At the end of 2018, hundreds of graduate students and research assistants from Yale and other institutions wrote “An Open Letter Regarding Harassment and Discrimination in the Economics Profession.” The letter –– listing suggestions for improving the internal culture of economics departments –– followed the resignation of Harvard economist Roland G. Fryer Jr. from the executive committee of the American Economic Association. He stepped down from the position after an internal Harvard investigation found him responsible for creating a “hostile and sexualized work environment,” according to the letter.

Smith said the recent outreach efforts are not a direct response to the American Economic Association report or the controversy surrounding Fryer. Instead, he said gender inequality in economics has been a longstanding issue that the department has now decided to address.

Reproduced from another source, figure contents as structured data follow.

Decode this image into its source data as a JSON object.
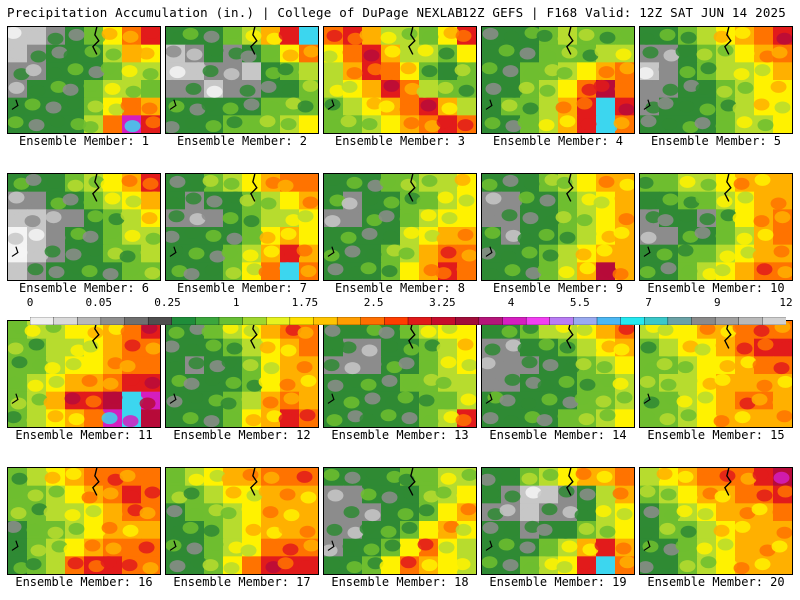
{
  "header": {
    "left": "Precipitation Accumulation (in.) | College of DuPage NEXLAB",
    "right": "12Z GEFS | F168 Valid: 12Z SAT JUN 14 2025"
  },
  "member_label_prefix": "Ensemble Member: ",
  "members": [
    {
      "label": "Ensemble Member: 1",
      "pattern": [
        [
          1,
          1,
          2,
          3,
          4,
          6,
          8,
          9
        ],
        [
          1,
          2,
          3,
          3,
          3,
          5,
          7,
          6
        ],
        [
          2,
          2,
          3,
          3,
          3,
          4,
          5,
          5
        ],
        [
          2,
          3,
          3,
          3,
          4,
          5,
          5,
          4
        ],
        [
          3,
          3,
          3,
          3,
          4,
          6,
          8,
          7
        ],
        [
          3,
          3,
          3,
          3,
          5,
          8,
          11,
          9
        ]
      ]
    },
    {
      "label": "Ensemble Member: 2",
      "pattern": [
        [
          3,
          3,
          3,
          4,
          5,
          7,
          9,
          12
        ],
        [
          1,
          2,
          3,
          2,
          3,
          4,
          6,
          8
        ],
        [
          1,
          1,
          2,
          2,
          1,
          3,
          4,
          5
        ],
        [
          2,
          2,
          1,
          2,
          2,
          3,
          3,
          4
        ],
        [
          3,
          3,
          3,
          3,
          3,
          4,
          4,
          4
        ],
        [
          3,
          3,
          3,
          4,
          4,
          4,
          5,
          6
        ]
      ]
    },
    {
      "label": "Ensemble Member: 3",
      "pattern": [
        [
          8,
          9,
          7,
          5,
          5,
          4,
          6,
          9
        ],
        [
          6,
          8,
          9,
          7,
          5,
          5,
          4,
          6
        ],
        [
          5,
          7,
          9,
          8,
          6,
          4,
          3,
          4
        ],
        [
          5,
          6,
          7,
          9,
          8,
          5,
          4,
          4
        ],
        [
          4,
          5,
          6,
          7,
          8,
          9,
          7,
          5
        ],
        [
          4,
          4,
          5,
          6,
          7,
          8,
          9,
          8
        ]
      ]
    },
    {
      "label": "Ensemble Member: 4",
      "pattern": [
        [
          3,
          3,
          3,
          4,
          5,
          4,
          4,
          4
        ],
        [
          3,
          3,
          3,
          4,
          4,
          4,
          5,
          5
        ],
        [
          3,
          3,
          4,
          4,
          5,
          6,
          7,
          8
        ],
        [
          3,
          3,
          4,
          5,
          6,
          8,
          10,
          8
        ],
        [
          3,
          4,
          4,
          5,
          7,
          9,
          12,
          9
        ],
        [
          3,
          3,
          4,
          5,
          7,
          9,
          12,
          8
        ]
      ]
    },
    {
      "label": "Ensemble Member: 5",
      "pattern": [
        [
          3,
          3,
          4,
          5,
          6,
          7,
          8,
          9
        ],
        [
          2,
          2,
          3,
          4,
          5,
          6,
          7,
          8
        ],
        [
          1,
          2,
          3,
          4,
          5,
          5,
          6,
          7
        ],
        [
          2,
          2,
          3,
          3,
          4,
          5,
          6,
          6
        ],
        [
          2,
          3,
          3,
          3,
          4,
          5,
          6,
          6
        ],
        [
          3,
          3,
          3,
          3,
          4,
          5,
          5,
          6
        ]
      ]
    },
    {
      "label": "Ensemble Member: 6",
      "pattern": [
        [
          3,
          3,
          3,
          4,
          5,
          6,
          7,
          9
        ],
        [
          2,
          2,
          3,
          3,
          4,
          5,
          6,
          7
        ],
        [
          1,
          1,
          2,
          2,
          3,
          4,
          5,
          6
        ],
        [
          0,
          1,
          2,
          3,
          3,
          4,
          5,
          5
        ],
        [
          0,
          1,
          2,
          3,
          3,
          4,
          4,
          5
        ],
        [
          1,
          2,
          3,
          3,
          3,
          3,
          4,
          4
        ]
      ]
    },
    {
      "label": "Ensemble Member: 7",
      "pattern": [
        [
          3,
          3,
          4,
          5,
          6,
          7,
          8,
          8
        ],
        [
          3,
          2,
          3,
          3,
          4,
          5,
          6,
          7
        ],
        [
          2,
          2,
          2,
          3,
          4,
          5,
          5,
          6
        ],
        [
          3,
          3,
          3,
          3,
          4,
          6,
          7,
          6
        ],
        [
          3,
          3,
          3,
          4,
          5,
          7,
          9,
          7
        ],
        [
          3,
          3,
          3,
          4,
          6,
          8,
          12,
          8
        ]
      ]
    },
    {
      "label": "Ensemble Member: 8",
      "pattern": [
        [
          3,
          3,
          3,
          4,
          4,
          5,
          5,
          6
        ],
        [
          3,
          2,
          3,
          3,
          4,
          4,
          5,
          6
        ],
        [
          2,
          2,
          3,
          3,
          4,
          5,
          6,
          6
        ],
        [
          3,
          3,
          3,
          3,
          5,
          6,
          7,
          7
        ],
        [
          3,
          3,
          3,
          4,
          5,
          7,
          8,
          8
        ],
        [
          3,
          3,
          3,
          4,
          6,
          7,
          9,
          8
        ]
      ]
    },
    {
      "label": "Ensemble Member: 9",
      "pattern": [
        [
          3,
          3,
          3,
          4,
          5,
          6,
          7,
          7
        ],
        [
          2,
          2,
          3,
          3,
          4,
          5,
          6,
          7
        ],
        [
          2,
          2,
          3,
          3,
          4,
          5,
          6,
          7
        ],
        [
          3,
          2,
          3,
          3,
          4,
          5,
          6,
          7
        ],
        [
          3,
          3,
          3,
          4,
          5,
          6,
          7,
          7
        ],
        [
          3,
          3,
          3,
          4,
          5,
          7,
          10,
          7
        ]
      ]
    },
    {
      "label": "Ensemble Member: 10",
      "pattern": [
        [
          4,
          4,
          5,
          5,
          6,
          7,
          7,
          7
        ],
        [
          3,
          3,
          4,
          4,
          5,
          6,
          7,
          7
        ],
        [
          2,
          3,
          3,
          2,
          4,
          6,
          7,
          8
        ],
        [
          2,
          2,
          3,
          3,
          4,
          5,
          7,
          8
        ],
        [
          3,
          3,
          4,
          4,
          5,
          6,
          7,
          7
        ],
        [
          3,
          3,
          4,
          5,
          6,
          7,
          8,
          8
        ]
      ]
    },
    {
      "label": "Ensemble Member: 11",
      "pattern": [
        [
          4,
          5,
          5,
          6,
          6,
          7,
          8,
          9
        ],
        [
          4,
          4,
          5,
          5,
          6,
          7,
          8,
          8
        ],
        [
          4,
          4,
          5,
          6,
          6,
          7,
          8,
          8
        ],
        [
          4,
          5,
          6,
          7,
          7,
          8,
          9,
          9
        ],
        [
          4,
          5,
          7,
          9,
          9,
          10,
          12,
          11
        ],
        [
          4,
          5,
          6,
          7,
          8,
          11,
          12,
          10
        ]
      ]
    },
    {
      "label": "Ensemble Member: 12",
      "pattern": [
        [
          3,
          3,
          4,
          5,
          6,
          7,
          8,
          8
        ],
        [
          3,
          3,
          3,
          4,
          5,
          6,
          7,
          8
        ],
        [
          3,
          2,
          3,
          3,
          4,
          6,
          7,
          7
        ],
        [
          3,
          3,
          3,
          3,
          4,
          6,
          7,
          7
        ],
        [
          3,
          3,
          3,
          4,
          5,
          7,
          8,
          7
        ],
        [
          3,
          3,
          3,
          4,
          6,
          7,
          9,
          8
        ]
      ]
    },
    {
      "label": "Ensemble Member: 13",
      "pattern": [
        [
          3,
          3,
          3,
          3,
          4,
          5,
          6,
          6
        ],
        [
          3,
          2,
          2,
          3,
          3,
          4,
          5,
          6
        ],
        [
          2,
          2,
          2,
          3,
          3,
          4,
          5,
          6
        ],
        [
          3,
          3,
          3,
          3,
          4,
          4,
          5,
          5
        ],
        [
          3,
          3,
          3,
          3,
          3,
          4,
          4,
          5
        ],
        [
          3,
          3,
          3,
          3,
          3,
          4,
          5,
          9
        ]
      ]
    },
    {
      "label": "Ensemble Member: 14",
      "pattern": [
        [
          3,
          3,
          4,
          5,
          5,
          6,
          7,
          8
        ],
        [
          2,
          2,
          3,
          3,
          4,
          5,
          6,
          7
        ],
        [
          2,
          2,
          2,
          3,
          3,
          4,
          5,
          6
        ],
        [
          2,
          2,
          3,
          3,
          3,
          4,
          4,
          5
        ],
        [
          3,
          3,
          3,
          3,
          3,
          4,
          4,
          5
        ],
        [
          3,
          3,
          3,
          3,
          4,
          4,
          5,
          6
        ]
      ]
    },
    {
      "label": "Ensemble Member: 15",
      "pattern": [
        [
          5,
          6,
          6,
          7,
          7,
          8,
          8,
          8
        ],
        [
          4,
          5,
          6,
          6,
          7,
          8,
          9,
          9
        ],
        [
          4,
          4,
          5,
          6,
          6,
          7,
          8,
          8
        ],
        [
          4,
          5,
          5,
          6,
          7,
          7,
          7,
          7
        ],
        [
          4,
          4,
          5,
          6,
          7,
          8,
          8,
          7
        ],
        [
          4,
          4,
          5,
          6,
          7,
          7,
          7,
          7
        ]
      ]
    },
    {
      "label": "Ensemble Member: 16",
      "pattern": [
        [
          4,
          5,
          6,
          7,
          8,
          8,
          8,
          8
        ],
        [
          4,
          4,
          5,
          6,
          7,
          8,
          9,
          8
        ],
        [
          4,
          4,
          5,
          5,
          6,
          7,
          8,
          8
        ],
        [
          3,
          4,
          4,
          5,
          6,
          7,
          7,
          7
        ],
        [
          3,
          4,
          5,
          6,
          7,
          8,
          8,
          8
        ],
        [
          3,
          4,
          5,
          8,
          9,
          9,
          8,
          8
        ]
      ]
    },
    {
      "label": "Ensemble Member: 17",
      "pattern": [
        [
          4,
          5,
          6,
          7,
          7,
          8,
          8,
          8
        ],
        [
          4,
          4,
          5,
          6,
          6,
          7,
          7,
          7
        ],
        [
          3,
          4,
          4,
          5,
          6,
          7,
          7,
          7
        ],
        [
          3,
          3,
          4,
          5,
          6,
          7,
          7,
          7
        ],
        [
          3,
          3,
          4,
          5,
          6,
          8,
          8,
          8
        ],
        [
          3,
          3,
          4,
          6,
          8,
          9,
          9,
          9
        ]
      ]
    },
    {
      "label": "Ensemble Member: 18",
      "pattern": [
        [
          3,
          3,
          3,
          3,
          4,
          4,
          5,
          5
        ],
        [
          2,
          2,
          3,
          3,
          3,
          4,
          5,
          6
        ],
        [
          2,
          2,
          2,
          3,
          3,
          4,
          6,
          7
        ],
        [
          2,
          2,
          3,
          3,
          4,
          6,
          7,
          6
        ],
        [
          2,
          3,
          3,
          4,
          6,
          8,
          6,
          5
        ],
        [
          3,
          3,
          4,
          6,
          8,
          7,
          6,
          5
        ]
      ]
    },
    {
      "label": "Ensemble Member: 19",
      "pattern": [
        [
          3,
          3,
          4,
          5,
          6,
          7,
          7,
          8
        ],
        [
          3,
          2,
          1,
          1,
          2,
          3,
          5,
          7
        ],
        [
          2,
          2,
          1,
          2,
          2,
          3,
          5,
          6
        ],
        [
          3,
          3,
          2,
          3,
          3,
          4,
          5,
          6
        ],
        [
          3,
          3,
          3,
          4,
          5,
          7,
          9,
          7
        ],
        [
          3,
          3,
          4,
          5,
          6,
          9,
          12,
          8
        ]
      ]
    },
    {
      "label": "Ensemble Member: 20",
      "pattern": [
        [
          5,
          6,
          7,
          8,
          8,
          8,
          9,
          10
        ],
        [
          4,
          5,
          6,
          7,
          7,
          8,
          8,
          9
        ],
        [
          3,
          4,
          5,
          6,
          7,
          7,
          7,
          8
        ],
        [
          3,
          4,
          4,
          5,
          6,
          7,
          7,
          7
        ],
        [
          3,
          3,
          4,
          5,
          6,
          7,
          7,
          7
        ],
        [
          3,
          3,
          4,
          5,
          6,
          7,
          7,
          7
        ]
      ]
    }
  ],
  "colorbar": {
    "ticks": [
      "0",
      "0.05",
      "0.25",
      "1",
      "1.75",
      "2.5",
      "3.25",
      "4",
      "5.5",
      "7",
      "9",
      "12"
    ],
    "colors": [
      "#efefef",
      "#d9d9d9",
      "#b8b8b8",
      "#8f8f8f",
      "#6f6f6f",
      "#4f4f4f",
      "#1f8d3a",
      "#3aa63c",
      "#66bf36",
      "#9fd72e",
      "#e6f21f",
      "#ffe000",
      "#ffc400",
      "#ff9d00",
      "#ff6f00",
      "#ff3d00",
      "#e01919",
      "#c60c2b",
      "#a10d3a",
      "#b5157a",
      "#d61ec1",
      "#f23ff2",
      "#b97cf4",
      "#9aaaf0",
      "#4cb7f2",
      "#24e8f0",
      "#39c8c9",
      "#6aa2a6",
      "#8a8a8a",
      "#a0a0a0",
      "#b9b9b9",
      "#d1d1d1"
    ],
    "shade_scale": [
      "#f4f4f4",
      "#c7c7c7",
      "#8c8c8c",
      "#2f8a34",
      "#6fbe2f",
      "#b7dc2e",
      "#fff200",
      "#ffb000",
      "#ff7300",
      "#e21b1b",
      "#b70b39",
      "#d51ebf",
      "#3cd6ef"
    ]
  }
}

“This year we’re making special efforts, but I don’t think it’s [a] direct response to the AEA study,” Smith said. “We want to attract more women in economics. It’s a real loss not to have as many women in economics.”

According to Paula Calvo GRD ’21, a graduate student in the Department of Economics, Yale has created a welcoming environment for her and her colleagues. She said that she and her male counterparts enjoy equal treatment. Still, she added that increasing outreach efforts in the department is important in order to build a gender balance within the department. 

Professor of economics Marina Halac echoed the sentiments of her colleagues, stating that the push for equity needs to occur at various stages of academia. She said that in her role as chair of junior faculty recruiting in the department, she and the other members made conscious efforts to create “a more balanced pool of candidates, trying to identify and recruit some of the best women economists on the market.”

“A key priority is to make sure that we offer effective mentoring for women junior faculty and students,” Halac said. “There is evidence that mentoring can make a big difference. With our recent success in hiring women senior economists, I believe we have an opportunity to make real progress.”

Economics is the most popular major for the class of 2019.